Obesity-related inflammation of metabolic tissues, including visceral adipose tissue (VAT) and liver, are key factors in the development of insulin resistance (IR), though many of the contributing mechanisms remain unclear. We show that nucleic-acid-targeting pathways downstream of extracellular trap (ET) formation, unmethylated CpG DNA, or ribonucleic acids drive inflammation in IR. High-fat diet (HFD)-fed mice show increased release of ETs in VAT, decreased systemic clearance of ETs, and increased autoantibodies against conserved nuclear antigens. In HFD-fed mice, this excess of nucleic acids and related protein antigens worsens metabolic parameters through a number of mechanisms, including activation of VAT macrophages and expansion of plasmacytoid dendritic cells (pDCs) in the liver. Consistently, HFD-fed mice lacking critical responders of nucleic acid pathways, Toll-like receptors (TLR)7 and TLR9, show reduced metabolic inflammation and improved glucose homeostasis. Treatment of HFD-fed mice with inhibitors of ET formation or a TLR7/9 antagonist improves metabolic disease. These findings reveal a pathogenic role for nucleic acid targeting as a driver of metabolic inflammation in IR.

B-1a lymphocytes attenuate insulin resistance.

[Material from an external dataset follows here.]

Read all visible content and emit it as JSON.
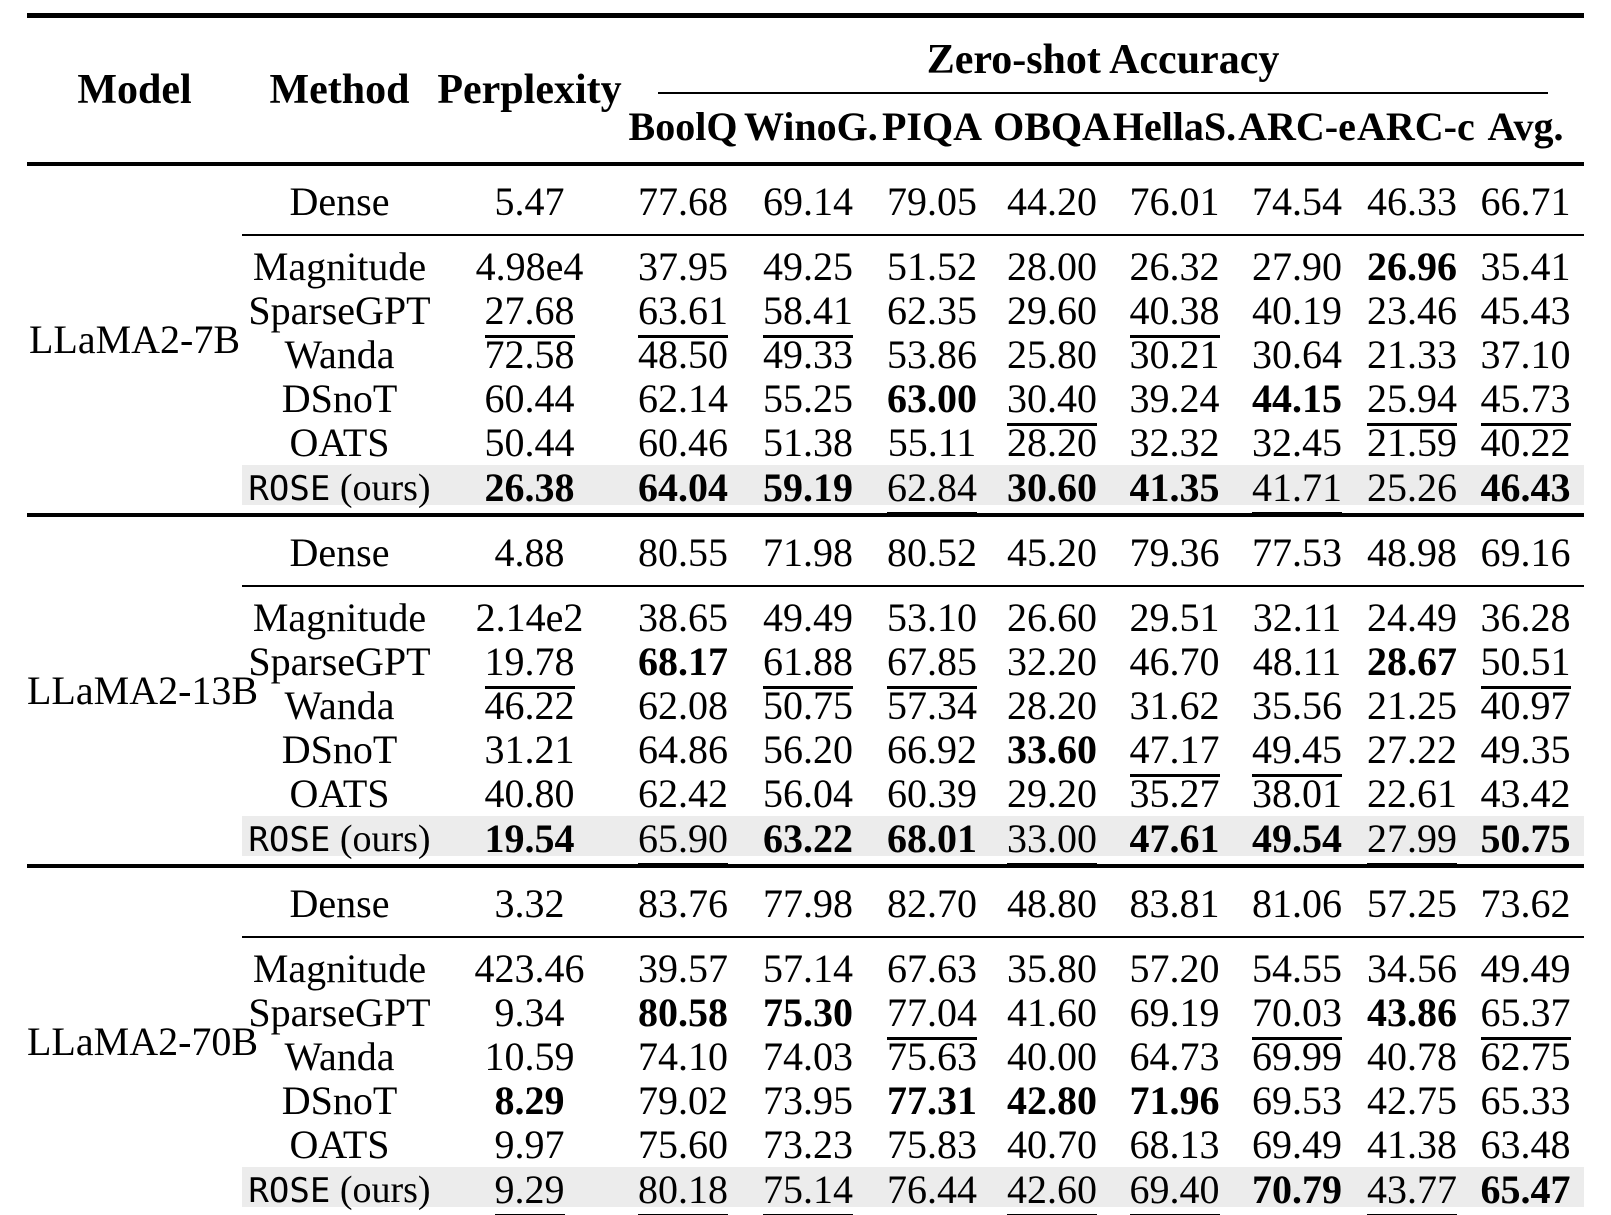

Obesity-associated insulin resistance, a common precursor of type 2 diabetes, is characterized by chronic inflammation of tissues, including visceral adipose tissue (VAT). Here we show that B-1a cells, a subpopulation of B lymphocytes, are novel and important regulators of this process. B-1a cells are reduced in frequency in obese high-fat diet (HFD)-fed mice, and EGFP interleukin-10 (IL-10) reporter mice show marked reductions in anti-inflammatory IL-10 production by B cells in vivo during obesity. In VAT, B-1a cells are the dominant producers of B cell-derived IL-10, contributing nearly half of the expressed IL-10 in vivo. Adoptive transfer of B-1a cells into HFD-fed B cell-deficient mice rapidly improves insulin resistance and glucose tolerance through IL-10 and polyclonal IgM-dependent mechanisms, whereas transfer of B-2 cells worsens metabolic disease. Genetic knockdown of B cell-activating factor (BAFF) in HFD-fed mice or treatment with a B-2 cell-depleting, B-1a cell-sparing anti-BAFF antibody attenuates insulin resistance. These findings establish B-1a cells as a new class of immune regulators that maintain metabolic homeostasis and suggest manipulation of these cells as a potential therapy for insulin resistance.

Regulation of obesity-related insulin resistance with gut anti-inflammatory agents.

Obesity has reached epidemic proportions, but little is known about its influence on the intestinal immune system. Here we show that the gut immune system is altered during high-fat diet (HFD) feeding and is a functional regulator of obesity-related insulin resistance (IR) that can be exploited therapeutically. Obesity induces a chronic phenotypic pro-inflammatory shift in bowel lamina propria immune cell populations. Reduction of the gut immune system, using beta7 integrin-deficient mice (Beta7(null)), decreases HFD-induced IR. Treatment of wild-type HFD C57BL/6 mice with the local gut anti-inflammatory, 5-aminosalicyclic acid (5-ASA), reverses bowel inflammation and improves metabolic parameters. These beneficial effects are dependent on adaptive and gut immunity and are associated with reduced gut permeability and endotoxemia, decreased visceral adipose tissue inflammation, and improved antigen-specific tolerance to luminal antigens. Thus, the mucosal immune system affects multiple pathways associated with systemic IR and represents a novel therapeutic target in this disease.